Review: (Toronto) Rifles (Next Stage)

On to war!
Rifles explodes with emotion
by Jason Booker
Once upon a time, Rifles was a piece of propaganda, likely a bit inflammatory, highly theatrical and rousing. But in those days, the play was called Senora Carrar’s Rifles, written by Bertolt Brecht, about the Spanish Civil War. This adaptation by recent Governor General Award winner, Nicholas Billon, changes the title and allows the piece to become more quaint and relaxed, though fraught with tension.

The star of the show (as the original title might imply) is this production’s Senora Carrar, the ever-reliable Kate Hennig. Clean-faced and expressive, she underplays everything, finding subtlety in the everyday gestures of kneading bread or repairing a fishing-net. Hennig carries this piece on her capable back with ease, onstage for nearly the entire piece and always holding the audience’s focus. She gamely watches her visiting brother play cards with her youngest son but Senora Carrar always has an opinion and will fight for what she believes: that no one should go into war, that violence cannot be ended with weapons. Until the day comes when she cannot fight the Resistance forces  that come knocking at her door for her sons or her dead husband’s hidden bounty of rifles.
Under the direction of Michael Wheeler, Rifles plays briskly and efficiently, even as it parades on, in succession, two-thirds of the nine-person cast as guests to Senora Carrar’s home, including an injured soldier, a mourning neighbour (movingly played by Barbara Gordon) and a local clergyman portrayed by the intimidatingly friendly Hume Baugh.

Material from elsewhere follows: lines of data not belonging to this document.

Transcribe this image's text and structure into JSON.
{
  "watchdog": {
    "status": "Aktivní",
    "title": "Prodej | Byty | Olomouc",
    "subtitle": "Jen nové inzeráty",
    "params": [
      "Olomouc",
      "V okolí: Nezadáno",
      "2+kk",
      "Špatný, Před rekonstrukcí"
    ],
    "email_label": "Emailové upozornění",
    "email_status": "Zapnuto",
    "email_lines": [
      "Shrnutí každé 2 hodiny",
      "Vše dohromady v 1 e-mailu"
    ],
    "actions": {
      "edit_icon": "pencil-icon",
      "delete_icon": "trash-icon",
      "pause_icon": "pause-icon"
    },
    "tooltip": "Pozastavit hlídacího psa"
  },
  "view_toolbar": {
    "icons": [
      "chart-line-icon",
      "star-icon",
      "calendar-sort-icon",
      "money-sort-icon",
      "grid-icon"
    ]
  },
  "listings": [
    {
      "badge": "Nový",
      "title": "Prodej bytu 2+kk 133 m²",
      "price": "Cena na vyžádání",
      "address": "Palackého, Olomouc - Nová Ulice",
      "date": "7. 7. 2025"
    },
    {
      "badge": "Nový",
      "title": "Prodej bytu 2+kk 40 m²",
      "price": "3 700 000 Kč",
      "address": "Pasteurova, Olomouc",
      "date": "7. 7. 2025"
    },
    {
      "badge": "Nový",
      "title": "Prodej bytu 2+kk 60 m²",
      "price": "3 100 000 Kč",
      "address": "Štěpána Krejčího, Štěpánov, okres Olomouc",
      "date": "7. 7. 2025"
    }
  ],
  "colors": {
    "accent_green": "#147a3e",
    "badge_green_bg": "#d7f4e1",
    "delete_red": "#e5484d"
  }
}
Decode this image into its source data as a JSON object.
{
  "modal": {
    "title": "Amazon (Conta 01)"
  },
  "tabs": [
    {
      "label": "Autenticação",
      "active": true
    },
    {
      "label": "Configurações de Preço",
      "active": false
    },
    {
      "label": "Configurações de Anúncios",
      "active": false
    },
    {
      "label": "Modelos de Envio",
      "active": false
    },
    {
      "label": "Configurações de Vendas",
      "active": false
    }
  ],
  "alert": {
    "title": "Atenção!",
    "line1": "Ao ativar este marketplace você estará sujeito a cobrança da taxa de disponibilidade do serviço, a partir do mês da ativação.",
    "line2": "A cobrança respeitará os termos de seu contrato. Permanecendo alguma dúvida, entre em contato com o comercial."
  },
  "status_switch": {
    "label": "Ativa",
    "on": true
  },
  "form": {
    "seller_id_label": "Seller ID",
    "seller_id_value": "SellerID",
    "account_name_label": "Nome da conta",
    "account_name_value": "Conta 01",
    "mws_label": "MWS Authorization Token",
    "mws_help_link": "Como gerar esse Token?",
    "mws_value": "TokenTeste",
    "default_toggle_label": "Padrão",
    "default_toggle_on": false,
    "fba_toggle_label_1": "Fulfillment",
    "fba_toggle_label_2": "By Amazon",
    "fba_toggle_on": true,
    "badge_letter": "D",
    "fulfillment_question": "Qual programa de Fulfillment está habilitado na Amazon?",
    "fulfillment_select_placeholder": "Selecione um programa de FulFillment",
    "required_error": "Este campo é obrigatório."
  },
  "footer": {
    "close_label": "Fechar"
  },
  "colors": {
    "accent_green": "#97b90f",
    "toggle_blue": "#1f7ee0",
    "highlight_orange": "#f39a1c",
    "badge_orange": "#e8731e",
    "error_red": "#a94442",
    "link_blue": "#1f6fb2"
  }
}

Some of the visitations seem a bit forced or anticlimactic though many are just the right length to intrigue, fill in some details about the world of this poor fisherman’s and the ongoing war, then move onto the next person. And there is some dramatic debate between characters too, in case it sounds like the play is all talking heads.
The set by Erin Gerofsky effectively creates an abstract and Brechtian world, implying the tiny and crude cabin but always allowing the audience to see through it – the rope suspending the window and the magnets on the window that affix the shutter – to know this is a depiction, not a reality.
Rifles benefits hugely from live foley composed and performed by Beau Andrew Dixon, who drums a military pattern to start and end the show – the play has begun and ceased – but also to effect gunshots, rain and other fascinating bits of underscoring.
Moving, simple, theatrical and effective, Rifles truly is a must-see piece of work by very accomplished and thoughtful artists.